EXACT PRECISION ENGINEERING LIMITED - Analysis Report
Credit Opinion: APPROVE with conditions Exact Precision Engineering Limited demonstrates solid financial metrics with improving net assets and positive working capital. The company’s net assets increased from £505k in 2023 to £552k in 2024, indicating growth and retained profitability. Cash balances improved significantly to £161k, enhancing liquidity. However, the company carries a substantial finance lease and hire purchase obligation (£484k), which requires ongoing monitoring. Approval is recommended with conditions to maintain oversight on lease obligations and debtor collection.

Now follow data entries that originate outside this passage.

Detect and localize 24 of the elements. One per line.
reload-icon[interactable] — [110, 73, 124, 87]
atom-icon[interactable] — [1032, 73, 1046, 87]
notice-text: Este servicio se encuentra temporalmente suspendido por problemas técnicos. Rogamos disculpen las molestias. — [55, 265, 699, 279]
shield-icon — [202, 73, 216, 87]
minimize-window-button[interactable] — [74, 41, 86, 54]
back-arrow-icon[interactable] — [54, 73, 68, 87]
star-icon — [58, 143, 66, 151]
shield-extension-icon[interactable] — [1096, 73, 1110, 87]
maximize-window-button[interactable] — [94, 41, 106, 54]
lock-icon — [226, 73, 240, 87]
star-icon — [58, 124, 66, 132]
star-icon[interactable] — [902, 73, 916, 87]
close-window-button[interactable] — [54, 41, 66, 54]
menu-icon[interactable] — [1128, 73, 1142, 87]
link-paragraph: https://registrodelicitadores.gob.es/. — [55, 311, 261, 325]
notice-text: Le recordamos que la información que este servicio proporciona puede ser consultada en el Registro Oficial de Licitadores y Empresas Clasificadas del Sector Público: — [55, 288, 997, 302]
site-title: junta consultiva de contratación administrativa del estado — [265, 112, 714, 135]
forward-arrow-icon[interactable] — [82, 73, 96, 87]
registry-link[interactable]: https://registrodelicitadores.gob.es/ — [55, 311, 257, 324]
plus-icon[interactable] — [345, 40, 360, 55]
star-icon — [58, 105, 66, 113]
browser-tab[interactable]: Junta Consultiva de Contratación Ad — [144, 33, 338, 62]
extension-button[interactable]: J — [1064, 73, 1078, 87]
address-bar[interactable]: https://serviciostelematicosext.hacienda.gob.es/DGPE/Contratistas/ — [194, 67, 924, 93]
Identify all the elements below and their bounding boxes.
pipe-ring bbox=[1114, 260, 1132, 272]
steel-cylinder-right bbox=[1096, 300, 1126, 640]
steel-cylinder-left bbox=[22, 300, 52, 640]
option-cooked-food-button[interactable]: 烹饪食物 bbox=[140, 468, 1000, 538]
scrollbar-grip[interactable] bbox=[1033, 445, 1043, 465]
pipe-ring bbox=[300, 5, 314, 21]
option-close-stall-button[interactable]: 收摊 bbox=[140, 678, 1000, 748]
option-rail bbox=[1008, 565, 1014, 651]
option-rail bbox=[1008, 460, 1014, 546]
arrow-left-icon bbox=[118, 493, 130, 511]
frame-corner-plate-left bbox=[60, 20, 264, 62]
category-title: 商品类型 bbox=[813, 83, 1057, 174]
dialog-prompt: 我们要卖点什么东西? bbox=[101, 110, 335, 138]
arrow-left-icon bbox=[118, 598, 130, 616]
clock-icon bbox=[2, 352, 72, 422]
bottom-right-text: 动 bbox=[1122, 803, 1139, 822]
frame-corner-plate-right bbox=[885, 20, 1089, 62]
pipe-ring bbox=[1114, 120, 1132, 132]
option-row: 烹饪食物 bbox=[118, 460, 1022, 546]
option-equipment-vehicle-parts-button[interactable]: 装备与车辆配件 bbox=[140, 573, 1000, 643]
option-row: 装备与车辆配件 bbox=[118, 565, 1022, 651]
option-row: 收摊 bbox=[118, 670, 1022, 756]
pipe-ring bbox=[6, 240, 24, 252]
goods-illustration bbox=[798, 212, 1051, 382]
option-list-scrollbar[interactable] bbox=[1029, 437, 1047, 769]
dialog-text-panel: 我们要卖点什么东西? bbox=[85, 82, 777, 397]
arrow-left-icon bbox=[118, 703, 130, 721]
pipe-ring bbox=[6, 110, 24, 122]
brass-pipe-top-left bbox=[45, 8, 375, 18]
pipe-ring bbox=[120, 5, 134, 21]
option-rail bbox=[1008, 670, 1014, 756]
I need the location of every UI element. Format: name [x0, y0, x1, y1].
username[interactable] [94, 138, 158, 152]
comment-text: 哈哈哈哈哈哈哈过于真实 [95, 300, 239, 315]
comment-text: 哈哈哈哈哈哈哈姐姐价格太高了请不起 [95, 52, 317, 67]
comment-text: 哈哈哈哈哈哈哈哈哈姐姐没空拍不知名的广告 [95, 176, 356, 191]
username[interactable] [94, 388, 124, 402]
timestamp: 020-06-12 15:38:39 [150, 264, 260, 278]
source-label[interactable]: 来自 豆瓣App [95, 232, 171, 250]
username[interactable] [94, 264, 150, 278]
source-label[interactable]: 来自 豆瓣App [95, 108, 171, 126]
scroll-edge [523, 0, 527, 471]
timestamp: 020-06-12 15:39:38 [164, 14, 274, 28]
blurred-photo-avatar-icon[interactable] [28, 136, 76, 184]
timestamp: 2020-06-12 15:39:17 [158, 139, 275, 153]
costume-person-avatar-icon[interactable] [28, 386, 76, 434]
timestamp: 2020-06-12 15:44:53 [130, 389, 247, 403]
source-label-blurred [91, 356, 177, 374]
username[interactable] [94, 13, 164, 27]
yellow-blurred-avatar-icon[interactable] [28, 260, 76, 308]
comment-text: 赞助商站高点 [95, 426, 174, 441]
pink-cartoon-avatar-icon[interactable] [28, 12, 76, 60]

Financial Strength: The company’s balance sheet is healthy for its size, with net assets of £551,941 and shareholders’ funds closely aligned, reflecting consistent equity growth. Fixed assets stand at £773,891, slightly down from the previous year but still substantial, indicating investment in plant and equipment relevant to its manufacturing activities (SIC 25110). Current assets exceed current liabilities by £287,942, showing comfortable short-term financial stability. Deferred tax liabilities have increased to £191,124, which is typical for companies with fixed assets and should be factored into future cash flow planning.
Cash Flow Assessment: Cash at bank increased significantly from £50,410 to £161,487, reflecting improved liquidity. Debtors are high (£1.01m) but stable year-on-year, with invoice financing secured against trade debts (£182k), mitigating some credit risk. Current liabilities increased moderately to £905k, largely driven by finance leases, trade creditors, and a director’s loan account (£217k). Net current assets remain positive, supporting working capital needs. The company’s cash flow appears sufficient to service current debt obligations, but careful management of debtor collections and lease payments is essential.
Monitoring Points:
- Monitor finance lease and hire purchase obligations closely, as these represent a significant medium to long-term liability (£484k).
- Track debtor ageing and invoice finance utilization to ensure timely cash conversion.
- Watch deferred tax developments and their impact on future cash flows.
- Keep an eye on operating results and profit margins, as the company has opted for small company accounts and does not publicly disclose profit and loss details.
- Review director loans and related party transactions for any material changes that may affect liquidity or governance.